Quatro Cinco Um is an independent Brazilian magazine that focuses on literary criticism. It is published on multiple platforms (press, podcasts, websites, newsletters, and events) by the Associação Quatro Cinco Um, a non-profit organization created for the magazine's publication.

With journalists Paulo Werneck and Humberto Werneck as directors, the magazine covers around 20 different areas of Brazilian editorial production, with an emphasis towards literature, human rights, and the dissemination of scientific research. It is funded through subscribers, sales in newsstands and book stores, announcements on the literary market, private donations, and voluntary projects for books and reading. The magazine was inspired by foreign literary review organizations such as the London Review of Books and The New York Review of Books, publishing reviews of fiction and non fiction releases that serve as the foundation for discussions of societal themes of interest. At the end of very printed edition, the "Listão" brings together nearly 100 notes about releases of the month in different areas.

The title is in reference to the Ray Bradbury novel Fahrenheit 451, where books are prohibited and incinerated at 451 °F (approximately 233 °C) - the temperature at which paper combusts. Quatro Cinco Um is affiliated with Ajor (Associação de Jornalismo Digital) and is a member of the LEQT (Leitura e Escrita de Qualidade para Todos) network.

Djaimilia Pereira de Almeida has been a contributor to the magazine.

== History ==
The magazine was created in 2017 by Paulo Werneck and Fernanda Diamant, and published in print. Quatro Cinco Um had an initial circulation of 35,000 copies, which was freely distributed for 6 months by subscribers of Piauí.

On the occasion of its release, the magazine hosted, in partnership with Sesc São Paulo, the Livros em Revista seminary, with editors of literary review publications from Brazil, Portugal, France, and Argentina in attendance.

In December 2018, Quatro Cinco Um received the IPL Retratos da Leitura Prize, given by the Instituto Pró-Livro, in the Media category.

In March 2019, Diamant left the Associação Quatro Cinco Um, remaining as an editor of the scientific research section of the magazine until December 2020.

In July 2019, the magazine premiered the podcast 451 MHz, with them publishing it bimonthly and with production by Rádio Novelo. The program is hosted by Paulo Werneck and interviews writers, critics, and intellectuals. The podcast was a finalist for the Prêmio Jabuti in 2020 in the Fomento à Leitura category of the Innovation hub. They were selected as one of the best podcasts of 2019 by Spotify.

In October 2019, the magazine published its third edition, the Especial Infantojuvenil, with the best books for kids and adolescents, having actress Fernanda Montenegro on the cover playing as a witch about to burn books in a bonfire. The edition was directed by Luciano Schmitz and with photography by Marian Maltoni, and had major repercussions.

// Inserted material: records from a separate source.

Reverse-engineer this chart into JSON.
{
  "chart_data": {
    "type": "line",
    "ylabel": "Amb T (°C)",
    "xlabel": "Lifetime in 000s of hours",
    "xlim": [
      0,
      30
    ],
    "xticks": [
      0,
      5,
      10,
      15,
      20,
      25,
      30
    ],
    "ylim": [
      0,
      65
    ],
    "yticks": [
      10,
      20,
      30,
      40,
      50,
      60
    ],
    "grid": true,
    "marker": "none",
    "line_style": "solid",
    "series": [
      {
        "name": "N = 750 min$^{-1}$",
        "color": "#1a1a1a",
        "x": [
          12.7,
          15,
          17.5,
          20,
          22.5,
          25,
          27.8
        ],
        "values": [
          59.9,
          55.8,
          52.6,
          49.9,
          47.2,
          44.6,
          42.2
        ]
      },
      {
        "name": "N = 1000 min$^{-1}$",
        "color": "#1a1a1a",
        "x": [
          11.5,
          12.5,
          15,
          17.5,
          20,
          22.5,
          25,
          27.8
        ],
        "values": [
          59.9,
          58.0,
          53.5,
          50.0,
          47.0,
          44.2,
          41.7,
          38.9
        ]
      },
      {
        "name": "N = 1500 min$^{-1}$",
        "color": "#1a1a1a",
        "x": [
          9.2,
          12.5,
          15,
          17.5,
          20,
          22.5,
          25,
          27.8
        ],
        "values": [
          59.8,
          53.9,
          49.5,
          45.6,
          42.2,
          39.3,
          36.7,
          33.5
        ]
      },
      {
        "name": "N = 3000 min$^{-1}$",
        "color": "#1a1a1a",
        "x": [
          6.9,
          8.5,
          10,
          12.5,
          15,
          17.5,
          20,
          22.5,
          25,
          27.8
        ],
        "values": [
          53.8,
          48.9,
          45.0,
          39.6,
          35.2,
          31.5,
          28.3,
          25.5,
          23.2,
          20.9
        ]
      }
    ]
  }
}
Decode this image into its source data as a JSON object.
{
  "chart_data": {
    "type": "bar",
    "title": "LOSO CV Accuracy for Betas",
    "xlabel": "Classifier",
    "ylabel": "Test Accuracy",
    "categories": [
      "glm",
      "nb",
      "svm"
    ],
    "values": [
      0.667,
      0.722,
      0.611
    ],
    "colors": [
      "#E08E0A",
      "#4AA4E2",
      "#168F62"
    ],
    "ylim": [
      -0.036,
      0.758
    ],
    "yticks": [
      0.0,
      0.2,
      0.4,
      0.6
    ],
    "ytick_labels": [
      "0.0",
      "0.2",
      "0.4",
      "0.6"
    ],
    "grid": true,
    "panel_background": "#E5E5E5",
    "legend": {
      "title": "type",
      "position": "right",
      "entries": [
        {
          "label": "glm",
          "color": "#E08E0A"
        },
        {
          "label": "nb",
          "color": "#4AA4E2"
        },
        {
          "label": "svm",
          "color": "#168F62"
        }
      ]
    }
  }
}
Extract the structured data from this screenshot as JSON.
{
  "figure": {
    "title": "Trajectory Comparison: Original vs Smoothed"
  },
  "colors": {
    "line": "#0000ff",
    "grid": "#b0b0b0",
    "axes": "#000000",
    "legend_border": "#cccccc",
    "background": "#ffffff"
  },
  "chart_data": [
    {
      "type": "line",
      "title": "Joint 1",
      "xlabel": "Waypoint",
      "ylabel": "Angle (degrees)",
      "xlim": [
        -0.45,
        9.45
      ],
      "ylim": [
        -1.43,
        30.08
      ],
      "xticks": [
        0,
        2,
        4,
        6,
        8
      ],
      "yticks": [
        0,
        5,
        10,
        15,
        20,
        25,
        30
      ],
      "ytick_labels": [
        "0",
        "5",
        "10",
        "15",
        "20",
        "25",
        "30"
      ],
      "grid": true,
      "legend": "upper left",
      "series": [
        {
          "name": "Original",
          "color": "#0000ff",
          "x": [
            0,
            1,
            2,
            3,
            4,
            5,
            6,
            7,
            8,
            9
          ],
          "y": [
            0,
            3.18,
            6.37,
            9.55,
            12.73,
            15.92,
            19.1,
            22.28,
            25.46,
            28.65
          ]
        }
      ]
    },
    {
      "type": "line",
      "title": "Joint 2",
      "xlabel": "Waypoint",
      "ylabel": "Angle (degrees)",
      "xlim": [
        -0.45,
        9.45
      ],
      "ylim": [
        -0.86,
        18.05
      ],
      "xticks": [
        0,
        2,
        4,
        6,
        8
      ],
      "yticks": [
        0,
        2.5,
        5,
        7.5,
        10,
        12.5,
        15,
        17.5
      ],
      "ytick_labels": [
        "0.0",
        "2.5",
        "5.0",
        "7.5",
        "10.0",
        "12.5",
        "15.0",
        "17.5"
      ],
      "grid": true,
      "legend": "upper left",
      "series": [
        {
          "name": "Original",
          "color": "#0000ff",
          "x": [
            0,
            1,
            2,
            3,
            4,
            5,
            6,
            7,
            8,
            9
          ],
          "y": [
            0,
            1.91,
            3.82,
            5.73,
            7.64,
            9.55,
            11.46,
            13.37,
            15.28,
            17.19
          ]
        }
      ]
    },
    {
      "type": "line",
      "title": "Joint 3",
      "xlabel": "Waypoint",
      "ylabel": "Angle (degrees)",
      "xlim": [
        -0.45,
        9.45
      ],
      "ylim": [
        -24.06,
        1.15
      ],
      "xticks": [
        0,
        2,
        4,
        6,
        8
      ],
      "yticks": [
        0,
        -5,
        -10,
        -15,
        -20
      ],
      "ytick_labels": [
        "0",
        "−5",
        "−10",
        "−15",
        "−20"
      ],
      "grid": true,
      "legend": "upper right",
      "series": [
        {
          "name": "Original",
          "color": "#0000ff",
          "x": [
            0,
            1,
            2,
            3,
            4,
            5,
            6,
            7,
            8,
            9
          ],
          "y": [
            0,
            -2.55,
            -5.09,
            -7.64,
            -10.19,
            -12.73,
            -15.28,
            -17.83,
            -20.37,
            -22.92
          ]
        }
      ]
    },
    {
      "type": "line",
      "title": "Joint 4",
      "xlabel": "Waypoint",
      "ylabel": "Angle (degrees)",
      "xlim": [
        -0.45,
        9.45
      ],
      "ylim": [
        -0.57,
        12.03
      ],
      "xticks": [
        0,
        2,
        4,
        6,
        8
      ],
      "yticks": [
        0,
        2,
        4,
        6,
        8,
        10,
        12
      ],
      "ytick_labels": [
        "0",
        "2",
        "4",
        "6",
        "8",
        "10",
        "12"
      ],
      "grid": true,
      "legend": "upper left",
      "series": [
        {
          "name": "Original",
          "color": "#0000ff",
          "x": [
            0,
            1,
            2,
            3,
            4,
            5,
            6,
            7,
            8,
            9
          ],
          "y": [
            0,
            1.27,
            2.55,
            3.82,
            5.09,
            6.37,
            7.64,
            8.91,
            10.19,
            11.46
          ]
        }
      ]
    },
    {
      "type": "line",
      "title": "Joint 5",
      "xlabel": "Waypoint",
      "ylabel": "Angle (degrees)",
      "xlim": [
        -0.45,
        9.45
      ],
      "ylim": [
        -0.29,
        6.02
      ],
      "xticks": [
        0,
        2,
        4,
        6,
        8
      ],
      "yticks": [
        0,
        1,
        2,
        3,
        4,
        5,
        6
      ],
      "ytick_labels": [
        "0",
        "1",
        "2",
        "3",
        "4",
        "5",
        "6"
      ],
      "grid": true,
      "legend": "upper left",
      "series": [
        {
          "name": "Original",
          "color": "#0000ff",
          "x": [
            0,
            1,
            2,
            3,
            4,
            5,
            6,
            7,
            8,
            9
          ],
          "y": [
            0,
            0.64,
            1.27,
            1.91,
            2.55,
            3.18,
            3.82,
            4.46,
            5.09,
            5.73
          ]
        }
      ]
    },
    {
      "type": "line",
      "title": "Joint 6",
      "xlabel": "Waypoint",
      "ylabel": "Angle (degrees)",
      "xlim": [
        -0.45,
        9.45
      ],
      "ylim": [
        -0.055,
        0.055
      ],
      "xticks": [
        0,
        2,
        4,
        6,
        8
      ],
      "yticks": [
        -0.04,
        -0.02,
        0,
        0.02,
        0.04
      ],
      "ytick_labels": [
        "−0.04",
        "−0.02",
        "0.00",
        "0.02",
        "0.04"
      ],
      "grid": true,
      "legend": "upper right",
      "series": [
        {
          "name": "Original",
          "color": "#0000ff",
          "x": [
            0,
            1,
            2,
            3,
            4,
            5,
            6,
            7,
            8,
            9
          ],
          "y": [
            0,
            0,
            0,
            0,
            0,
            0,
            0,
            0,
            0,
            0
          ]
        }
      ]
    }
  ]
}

In March 2020, Quatro Cinco Um became part of the LEQT (Leitura e Escrita de Qualidade para Todos) network, which brings together more than 80 Brazilian projects geared towards books and reading.

In October 2020, Quatro Cinco Um produced and released the scientific research podcast Vinte Mil Léguas, recounting the scientific and literary aspects of Charles Darwin in On the Origin of Species. With direction by Diamant and hosted by Sofia Nestrovski and Leda Cartum, the podcast received support from the Instituto Serrapilheira and was realized in partnership with the bookstore Megafauna, which produced and released the second season.